Adé en interview : "J'ai envie que ça marche mais pas pour être célèbre"

Par Yohann RUELLE | Journaliste
Branché en permanence sur ses playlists, il sait aussi bien parler du dernier album de Kim Petras que du set de techno underground berlinois qu'il a regardé hier soir sur TikTok. Sa collection de peluches et figurines témoigne de son amour pour les grandes icônes de la pop culture.
Ex-chanteuse du groupe Thérapie Taxi, Adé se lance en solo avec "Et alors ?", un premier disque pop-folk "version française et version 2022" nourri par son amour de l'Amérique. Rencontre avec une artiste bien dans ses santiags.
Crédits photo : Fanny Latour-Lambert
Propos recueillis par Yohann Ruelle.

Dans la première chanson de ton album "Et alors", tu te chantes à toi-même : « Tu seras seule parfois pour être libre, mais ça vaut mieux pour toi crois-moi ». Il faut y voir un parallèle avec la fin de Thérapie Taxi ?
Honnêtement, je n'y avais pas du tout pensé ! Mais il y a une vérité là-dedans, c'est sûr. Dans la solitude, il y a une vraie liberté. Je l'ai écrite sur le vif pour parler d'une relation amoureuse, mais dans l'idée, c'est pour tout le monde, moi y compris. L'album est un peu comme ça, avec des questions et des réponses.

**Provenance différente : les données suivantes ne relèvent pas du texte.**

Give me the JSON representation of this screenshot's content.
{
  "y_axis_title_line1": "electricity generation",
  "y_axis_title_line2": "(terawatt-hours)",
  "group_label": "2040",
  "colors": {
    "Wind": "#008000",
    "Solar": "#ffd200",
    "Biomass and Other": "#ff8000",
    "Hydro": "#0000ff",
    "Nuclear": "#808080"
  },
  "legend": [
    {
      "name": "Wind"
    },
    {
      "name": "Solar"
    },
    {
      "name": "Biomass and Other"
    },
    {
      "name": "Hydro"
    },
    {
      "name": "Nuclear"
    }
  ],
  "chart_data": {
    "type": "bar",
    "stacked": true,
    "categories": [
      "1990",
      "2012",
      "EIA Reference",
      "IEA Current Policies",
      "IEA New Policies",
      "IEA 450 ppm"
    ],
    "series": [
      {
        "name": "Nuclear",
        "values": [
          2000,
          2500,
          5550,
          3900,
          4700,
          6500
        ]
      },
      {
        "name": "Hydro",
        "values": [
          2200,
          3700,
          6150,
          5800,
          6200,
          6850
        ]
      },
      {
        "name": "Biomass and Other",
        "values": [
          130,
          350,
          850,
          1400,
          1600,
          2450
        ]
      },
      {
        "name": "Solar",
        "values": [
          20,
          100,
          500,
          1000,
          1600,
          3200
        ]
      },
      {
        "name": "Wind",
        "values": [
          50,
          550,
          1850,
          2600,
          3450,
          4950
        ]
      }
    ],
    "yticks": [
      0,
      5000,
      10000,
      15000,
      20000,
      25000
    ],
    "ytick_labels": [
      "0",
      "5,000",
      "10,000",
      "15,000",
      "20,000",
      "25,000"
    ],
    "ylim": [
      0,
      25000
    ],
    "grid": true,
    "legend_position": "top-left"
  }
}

Tout n'est pas un même propos. Par exemple cette intro, tu pourrais la faire écouter à la meuf qui chante "Side by Side", qui est dans une relation pourrie et se fait chier en fait, pour lui donner des petites impulsions de courage comme : "Ben vas-y, quitte tout ! Change !". Il y a plusieurs chansons qui se répondent.

Dans la solitude, il y a une vraie liberté
C'était ta décision d'arrêter l'aventure Thérapie Taxi?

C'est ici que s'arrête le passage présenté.